埼玉新聞

 

ごみ放置や大声…利用客のマナー悪く閉鎖の飯能河原、マナー向上へ取り組み 機能するかGW中の状況を注視

  • 有料化を知らせる看板。奥のパラソルの下でごみを分別回収する=24日、飯能市の飯能河原

 新型コロナによる外出などの制限のかからない大型連休が始まった。感染防止対策やマナー向上を図ろうと、埼玉県の飯能市と奥むさし飯能観光協会は21日から、県、りそなグループの「地域デザインラボさいたま」と連携し、市内のレジャースポット「飯能河原」で有料化実証実験に取り組んでいる。近隣住民らが「マナーが向上して好循環が生まれれば」と期待する一方、豊かな自然を楽しみたい利用客からは「カラーコーンの仕切りは雰囲気が出ない」との声も。市は施策が機能するか連休中の状況を注視するとしている。

 飯能河原は都心からアクセスが良いこともあり、バーベキューやデイキャンプを楽しむ利用客からの人気が高い。市によると例年、年間10万人以上が訪れ、昨年の大型連休中は1日最大1200人が利用した。一方、昨年7月下旬にはマスクをしないで大声で騒いだり、バーベキューで発生したごみを放置するなどの問題が起きた。近隣住民などから密になる状況や一部の利用客のマナーの悪さを指摘され、市などは同8月から約2カ月間、河原を閉鎖した。

■カラーコーンの仕切り

 飯能河原近くでバーベキュー用の食材や炭などを取り扱う飲食店の女性(77)は昨年の騒動を受けて「飯能河原のイメージが悪くなってしまうことが心配」と懸念する。有料化によって利用客が減少することも想定されるが、「マナーが良くなることで近隣住民からも理解され、利用客も戻ってくる。好循環が生まれることを願っている」と期待を寄せた。
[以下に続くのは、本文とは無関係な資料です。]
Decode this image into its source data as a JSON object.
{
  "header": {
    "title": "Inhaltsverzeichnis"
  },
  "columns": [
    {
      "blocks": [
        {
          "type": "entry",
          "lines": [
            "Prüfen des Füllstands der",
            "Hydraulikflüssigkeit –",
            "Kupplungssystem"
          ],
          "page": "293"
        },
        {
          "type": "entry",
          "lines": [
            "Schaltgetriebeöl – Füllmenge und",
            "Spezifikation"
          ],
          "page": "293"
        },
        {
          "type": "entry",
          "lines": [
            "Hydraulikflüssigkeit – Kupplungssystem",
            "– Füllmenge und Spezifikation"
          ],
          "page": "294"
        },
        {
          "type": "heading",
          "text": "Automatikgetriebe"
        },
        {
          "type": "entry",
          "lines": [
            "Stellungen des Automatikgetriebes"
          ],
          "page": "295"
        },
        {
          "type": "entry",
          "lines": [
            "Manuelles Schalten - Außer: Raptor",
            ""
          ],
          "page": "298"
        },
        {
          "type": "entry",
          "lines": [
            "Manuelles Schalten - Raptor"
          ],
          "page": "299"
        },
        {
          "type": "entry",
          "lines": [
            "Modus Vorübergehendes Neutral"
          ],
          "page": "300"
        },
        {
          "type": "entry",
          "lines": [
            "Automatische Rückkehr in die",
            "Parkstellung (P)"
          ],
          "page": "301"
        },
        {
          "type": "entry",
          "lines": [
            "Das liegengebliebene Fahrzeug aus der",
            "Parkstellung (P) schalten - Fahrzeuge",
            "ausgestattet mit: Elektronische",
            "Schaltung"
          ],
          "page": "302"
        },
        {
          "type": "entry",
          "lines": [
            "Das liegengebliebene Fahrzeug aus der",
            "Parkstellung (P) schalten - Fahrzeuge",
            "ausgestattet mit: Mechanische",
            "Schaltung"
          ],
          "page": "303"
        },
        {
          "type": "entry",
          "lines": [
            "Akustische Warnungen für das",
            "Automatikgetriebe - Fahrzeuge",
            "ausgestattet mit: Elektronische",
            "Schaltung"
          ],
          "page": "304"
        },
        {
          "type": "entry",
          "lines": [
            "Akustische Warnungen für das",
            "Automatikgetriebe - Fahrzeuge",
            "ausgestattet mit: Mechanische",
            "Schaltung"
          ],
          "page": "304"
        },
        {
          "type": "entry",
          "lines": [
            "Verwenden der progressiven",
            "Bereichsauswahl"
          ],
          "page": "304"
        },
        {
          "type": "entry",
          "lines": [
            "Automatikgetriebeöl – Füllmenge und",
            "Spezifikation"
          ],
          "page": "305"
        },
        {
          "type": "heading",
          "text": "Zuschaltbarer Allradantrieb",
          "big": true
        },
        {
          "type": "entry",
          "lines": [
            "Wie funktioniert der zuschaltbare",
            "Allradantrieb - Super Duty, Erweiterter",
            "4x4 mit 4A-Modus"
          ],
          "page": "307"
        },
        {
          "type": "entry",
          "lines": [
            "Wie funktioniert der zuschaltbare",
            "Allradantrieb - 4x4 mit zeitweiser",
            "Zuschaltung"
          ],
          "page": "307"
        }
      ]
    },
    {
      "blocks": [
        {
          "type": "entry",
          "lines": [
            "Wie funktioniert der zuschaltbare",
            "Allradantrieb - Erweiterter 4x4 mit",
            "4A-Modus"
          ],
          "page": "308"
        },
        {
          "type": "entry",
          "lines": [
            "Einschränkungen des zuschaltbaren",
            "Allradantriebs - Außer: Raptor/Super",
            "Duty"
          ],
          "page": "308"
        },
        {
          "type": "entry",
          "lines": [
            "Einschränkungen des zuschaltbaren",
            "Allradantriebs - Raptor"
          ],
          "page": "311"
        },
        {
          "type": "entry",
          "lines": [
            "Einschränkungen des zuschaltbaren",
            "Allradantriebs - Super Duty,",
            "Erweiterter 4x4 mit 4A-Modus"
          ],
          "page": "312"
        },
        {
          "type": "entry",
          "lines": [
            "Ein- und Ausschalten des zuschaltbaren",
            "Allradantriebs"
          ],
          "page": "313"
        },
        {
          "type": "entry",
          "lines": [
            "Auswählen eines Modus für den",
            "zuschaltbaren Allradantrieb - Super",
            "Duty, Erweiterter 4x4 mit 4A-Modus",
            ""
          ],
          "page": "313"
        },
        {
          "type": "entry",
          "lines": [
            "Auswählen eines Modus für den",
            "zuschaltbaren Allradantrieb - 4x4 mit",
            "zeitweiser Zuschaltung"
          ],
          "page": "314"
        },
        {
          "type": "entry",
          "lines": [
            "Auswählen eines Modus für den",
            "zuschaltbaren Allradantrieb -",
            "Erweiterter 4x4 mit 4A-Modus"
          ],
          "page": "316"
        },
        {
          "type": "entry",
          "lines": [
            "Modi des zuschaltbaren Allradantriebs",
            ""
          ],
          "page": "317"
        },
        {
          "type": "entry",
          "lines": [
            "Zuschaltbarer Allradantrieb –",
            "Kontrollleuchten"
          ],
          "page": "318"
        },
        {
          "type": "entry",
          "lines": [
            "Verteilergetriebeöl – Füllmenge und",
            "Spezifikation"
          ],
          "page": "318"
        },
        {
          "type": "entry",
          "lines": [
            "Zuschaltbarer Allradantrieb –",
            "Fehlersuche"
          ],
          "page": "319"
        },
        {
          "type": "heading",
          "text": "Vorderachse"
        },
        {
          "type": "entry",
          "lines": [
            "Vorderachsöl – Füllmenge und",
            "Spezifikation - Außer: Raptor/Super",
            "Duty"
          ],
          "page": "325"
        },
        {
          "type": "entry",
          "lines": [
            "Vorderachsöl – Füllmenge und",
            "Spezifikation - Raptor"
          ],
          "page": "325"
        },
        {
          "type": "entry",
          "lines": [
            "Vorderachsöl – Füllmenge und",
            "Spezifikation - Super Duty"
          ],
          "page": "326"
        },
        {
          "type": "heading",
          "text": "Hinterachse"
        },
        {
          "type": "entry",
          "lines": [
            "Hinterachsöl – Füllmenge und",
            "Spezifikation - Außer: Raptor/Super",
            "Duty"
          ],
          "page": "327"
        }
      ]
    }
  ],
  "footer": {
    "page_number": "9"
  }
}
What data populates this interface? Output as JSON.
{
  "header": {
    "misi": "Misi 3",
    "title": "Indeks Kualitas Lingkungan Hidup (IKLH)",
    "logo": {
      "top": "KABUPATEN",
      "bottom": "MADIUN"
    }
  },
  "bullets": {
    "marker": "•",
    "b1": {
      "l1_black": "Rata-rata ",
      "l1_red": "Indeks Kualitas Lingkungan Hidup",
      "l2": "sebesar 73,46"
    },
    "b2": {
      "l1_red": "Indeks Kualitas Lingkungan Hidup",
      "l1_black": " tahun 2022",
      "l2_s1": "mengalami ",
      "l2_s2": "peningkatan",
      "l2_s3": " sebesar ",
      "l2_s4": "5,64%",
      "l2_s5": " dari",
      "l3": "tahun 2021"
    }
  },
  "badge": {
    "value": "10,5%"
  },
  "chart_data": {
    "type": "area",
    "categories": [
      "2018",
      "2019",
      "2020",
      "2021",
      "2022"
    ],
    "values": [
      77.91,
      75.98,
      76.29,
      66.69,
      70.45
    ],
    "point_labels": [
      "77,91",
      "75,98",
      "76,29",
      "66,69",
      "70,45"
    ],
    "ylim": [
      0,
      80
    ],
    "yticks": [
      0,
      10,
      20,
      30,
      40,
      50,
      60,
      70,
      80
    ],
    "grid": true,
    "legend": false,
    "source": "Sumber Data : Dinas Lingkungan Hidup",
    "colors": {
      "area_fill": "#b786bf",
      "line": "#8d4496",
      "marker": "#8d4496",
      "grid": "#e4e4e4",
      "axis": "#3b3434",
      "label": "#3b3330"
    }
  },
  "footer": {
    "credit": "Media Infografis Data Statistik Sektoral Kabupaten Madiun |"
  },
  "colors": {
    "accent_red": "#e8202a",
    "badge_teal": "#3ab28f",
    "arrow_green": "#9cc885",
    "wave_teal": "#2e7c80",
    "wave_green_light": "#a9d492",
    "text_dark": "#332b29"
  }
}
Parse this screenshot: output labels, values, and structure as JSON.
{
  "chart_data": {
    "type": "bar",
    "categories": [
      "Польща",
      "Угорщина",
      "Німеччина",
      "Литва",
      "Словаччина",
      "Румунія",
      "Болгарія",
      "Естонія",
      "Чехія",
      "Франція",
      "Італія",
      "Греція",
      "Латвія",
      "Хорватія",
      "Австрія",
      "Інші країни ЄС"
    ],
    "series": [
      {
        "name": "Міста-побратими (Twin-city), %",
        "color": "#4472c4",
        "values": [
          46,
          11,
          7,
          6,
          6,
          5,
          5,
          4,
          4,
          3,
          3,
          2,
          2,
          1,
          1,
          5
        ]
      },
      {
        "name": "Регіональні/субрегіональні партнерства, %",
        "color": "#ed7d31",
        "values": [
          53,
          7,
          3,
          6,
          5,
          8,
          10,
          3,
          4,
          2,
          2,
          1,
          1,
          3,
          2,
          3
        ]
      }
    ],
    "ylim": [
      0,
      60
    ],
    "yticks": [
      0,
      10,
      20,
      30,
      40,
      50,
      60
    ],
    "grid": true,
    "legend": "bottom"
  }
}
 有料化最初の日曜の24日は午後から雨が降る予報だったが、3組ほどが有料エリアでバーベキューを楽しんだ。家族で遊びに来ていたふじみ野市の男性会社員(43)は「自然環境を楽しみたくて来ているので、赤いカラーコーンで仕切られているのは雰囲気が出ない」と苦笑。それでも「有料化することで利用客のマナーの向上、モラルを持って楽しむことができれば」と理解を示した。

■バーベキューは50組

 実験は5月8日まで行われ、利用時間は午前9時~午後5時。夜間は河原への立ち入り自粛を求めている。大人1人千円、小学生以下無料の有料化によってバーベキューなどで火気を利用できるエリア(約3500平方メートル)を限定し、利用客は1日当たり50組(1組最大6人)まで。原則、事前予約制で奥むさし飯能観光協会のホームページ(HP)で受け付け、現地受付で料金を徴収し、利用客にはリストバンドを付けてもらい入場を管理する。また、ごみ袋を5枚配り、ごみの分別にも協力してもらう。

 エリア内は職員が巡回し、ルールを守れない利用者には改善を勧告し、改善が見られない場合は退場を求める。川遊びなど有料化エリア以外を利用する場合は無料。観光協会によると、5月1日、3~5日はすでに定員に達しており、予約受付を終了している。

 観光協会の古島照夫会長は「飯能河原は住宅地が近く、騒音や洗濯物に臭いがつくなど苦情も多かった。この問題を解決する一助として実証実験を行い、今後の河川利用について考えていきたい」と話している。

 実験は8日までだが、市観光・エコツーリズム推進課は「期間中の結果を踏まえて、有料化の継続や料金、手法などルールを検討していく」としている。